Give it a try with your phone number. It'll provide your address (current and former), income bracket, relatives, siblings, children, etc, etc.

Guess what Facebook asks you to provide when initially setting up!?

5 comments

600+ Million records:

"Name, Address, Email, Carrier, Line Type, Secondary Phone, Age, Gender, Household Income, Marital Status, Presence of Children, Home Owner Status, Home Market Value, Length of Residence, High Net Worth, Occupation, Education Level, Twitter Handle & Followers, Facebook Profile & Followers, LinkedIn Profile"

Don't forget number of steps per day, resting heartbeat rate...
No, that's not included. Read the link.

I do not speak for Fitbit, but I work for Fitbit, and I do not appreciate my employer being baselessly lumped in with violators of privacy.

baselessly lumped in with violators of privacy

It's not a baseless assumption that fitness trackers abuse access to people's private data. Maybe your particular fitness tracker doesn't today. That doesn't mean others don't.

And I am - for argument's sake - agreeing with the notion that privacy violation happens when the online service does something "wrong" with the data, not when the online service demands to keep their own copy, for their own uses, as a precondition to using the software.

History has shown that software that sends as much data home as possible can simply not be trusted with that data. Fitbit is one "innovation" or management team change away from further abusing the access to their user's data. I don't mean to coldly disregard the fact you trust your employer. But if I want an accurate assessment I can't care. Facebook employees trust Facebook.

My employer was being lumped in with a currently existing privacy violation. I won't argue much against hypothetical future possible privacy violations. I'll just point out that web-based email, your credit card company, and whoever installs software on your smart phone overshadow privacy implications associated with fitness trackers.
The difference is that all of that is public information.
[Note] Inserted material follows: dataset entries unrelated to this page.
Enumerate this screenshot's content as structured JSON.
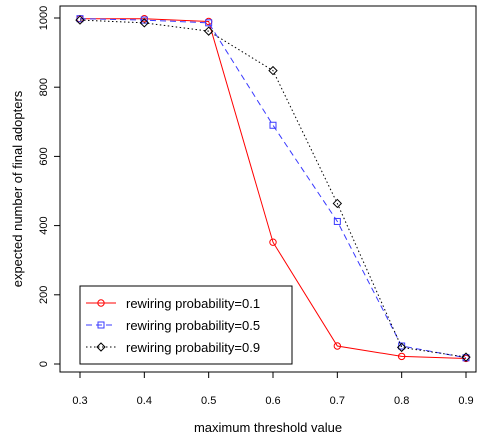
{
  "chart_data": {
    "type": "line",
    "title": "",
    "xlabel": "maximum threshold value",
    "ylabel": "expected number of final adopters",
    "x": [
      0.3,
      0.4,
      0.5,
      0.6,
      0.7,
      0.8,
      0.9
    ],
    "x_ticks": [
      "0.3",
      "0.4",
      "0.5",
      "0.6",
      "0.7",
      "0.8",
      "0.9"
    ],
    "y_ticks": [
      "0",
      "200",
      "400",
      "600",
      "800",
      "1000"
    ],
    "xlim": [
      0.3,
      0.9
    ],
    "ylim": [
      0,
      1000
    ],
    "grid": false,
    "legend_position": "bottom-left",
    "series": [
      {
        "name": "rewiring probability=0.1",
        "values": [
          998,
          998,
          990,
          352,
          52,
          22,
          16
        ],
        "color": "#ff0000",
        "marker": "circle",
        "line_style": "solid"
      },
      {
        "name": "rewiring probability=0.5",
        "values": [
          998,
          994,
          986,
          690,
          412,
          52,
          18
        ],
        "color": "#3a3aff",
        "marker": "square",
        "line_style": "dashed"
      },
      {
        "name": "rewiring probability=0.9",
        "values": [
          994,
          986,
          962,
          848,
          464,
          48,
          20
        ],
        "color": "#000000",
        "marker": "diamond",
        "line_style": "dotted"
      }
    ]
  }
}
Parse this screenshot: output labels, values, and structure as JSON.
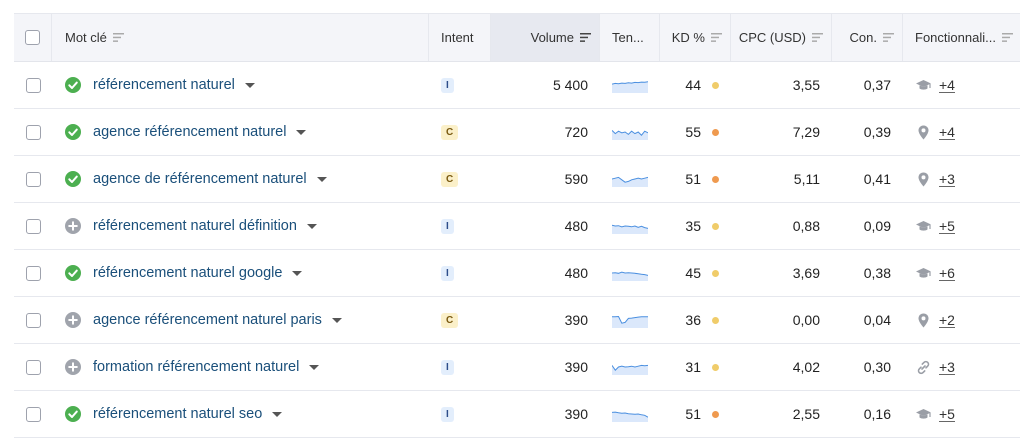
{
  "header": {
    "keyword": "Mot clé",
    "intent": "Intent",
    "volume": "Volume",
    "trend": "Ten...",
    "kd": "KD %",
    "cpc": "CPC (USD)",
    "con": "Con.",
    "features": "Fonctionnali..."
  },
  "colors": {
    "kd_easy": "#f0cc6a",
    "kd_hard": "#ef9a4f",
    "status_green": "#4caf50",
    "status_grey": "#a0a4ac"
  },
  "rows": [
    {
      "status": "check",
      "keyword": "référencement naturel",
      "intent": "I",
      "volume": "5 400",
      "kd": "44",
      "kd_level": "easy",
      "cpc": "3,55",
      "con": "0,37",
      "feature_icon": "graduation-cap-icon",
      "more": "+4",
      "trend": [
        0.55,
        0.6,
        0.58,
        0.62,
        0.6,
        0.64,
        0.62,
        0.66,
        0.65,
        0.68,
        0.67,
        0.7
      ]
    },
    {
      "status": "check",
      "keyword": "agence référencement naturel",
      "intent": "C",
      "volume": "720",
      "kd": "55",
      "kd_level": "hard",
      "cpc": "7,29",
      "con": "0,39",
      "feature_icon": "location-pin-icon",
      "more": "+4",
      "trend": [
        0.6,
        0.4,
        0.55,
        0.45,
        0.5,
        0.35,
        0.55,
        0.4,
        0.5,
        0.3,
        0.55,
        0.45
      ]
    },
    {
      "status": "check",
      "keyword": "agence de référencement naturel",
      "intent": "C",
      "volume": "590",
      "kd": "51",
      "kd_level": "hard",
      "cpc": "5,11",
      "con": "0,41",
      "feature_icon": "location-pin-icon",
      "more": "+3",
      "trend": [
        0.5,
        0.55,
        0.6,
        0.45,
        0.3,
        0.35,
        0.45,
        0.5,
        0.55,
        0.5,
        0.55,
        0.6
      ]
    },
    {
      "status": "plus",
      "keyword": "référencement naturel définition",
      "intent": "I",
      "volume": "480",
      "kd": "35",
      "kd_level": "easy",
      "cpc": "0,88",
      "con": "0,09",
      "feature_icon": "graduation-cap-icon",
      "more": "+5",
      "trend": [
        0.55,
        0.5,
        0.52,
        0.45,
        0.5,
        0.48,
        0.45,
        0.5,
        0.42,
        0.48,
        0.4,
        0.35
      ]
    },
    {
      "status": "check",
      "keyword": "référencement naturel google",
      "intent": "I",
      "volume": "480",
      "kd": "45",
      "kd_level": "easy",
      "cpc": "3,69",
      "con": "0,38",
      "feature_icon": "graduation-cap-icon",
      "more": "+6",
      "trend": [
        0.5,
        0.52,
        0.48,
        0.55,
        0.5,
        0.52,
        0.5,
        0.48,
        0.45,
        0.42,
        0.4,
        0.35
      ]
    },
    {
      "status": "plus",
      "keyword": "agence référencement naturel paris",
      "intent": "C",
      "volume": "390",
      "kd": "36",
      "kd_level": "easy",
      "cpc": "0,00",
      "con": "0,04",
      "feature_icon": "location-pin-icon",
      "more": "+2",
      "trend": [
        0.7,
        0.7,
        0.72,
        0.3,
        0.35,
        0.6,
        0.62,
        0.65,
        0.68,
        0.7,
        0.7,
        0.7
      ]
    },
    {
      "status": "plus",
      "keyword": "formation référencement naturel",
      "intent": "I",
      "volume": "390",
      "kd": "31",
      "kd_level": "easy",
      "cpc": "4,02",
      "con": "0,30",
      "feature_icon": "link-icon",
      "more": "+3",
      "trend": [
        0.6,
        0.3,
        0.5,
        0.55,
        0.5,
        0.52,
        0.55,
        0.5,
        0.55,
        0.6,
        0.58,
        0.6
      ]
    },
    {
      "status": "check",
      "keyword": "référencement naturel seo",
      "intent": "I",
      "volume": "390",
      "kd": "51",
      "kd_level": "hard",
      "cpc": "2,55",
      "con": "0,16",
      "feature_icon": "graduation-cap-icon",
      "more": "+5",
      "trend": [
        0.6,
        0.62,
        0.58,
        0.55,
        0.56,
        0.52,
        0.5,
        0.48,
        0.5,
        0.45,
        0.42,
        0.3
      ]
    }
  ]
}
The kind of tracking that Facebook and Google are doing is not explicitly public information. They infer secrets about your private life from little bits of "innocuous" data that you sweat away during your everyday activities.
> Guess what Facebook asks you to provide when initially setting up!?

Amusingly enough, so does Fetlife (NSFW). It's not outside the realm of possibility that even your specific kinks could be appended to that list.

Just tried this for several people I know. It only kinda-sorta gets things right. It generally gets the name right and sometimes the address.... but not much else.
You can't get someone's bank from that. You can likely figure out someone's bank if you monitor their location over time, though.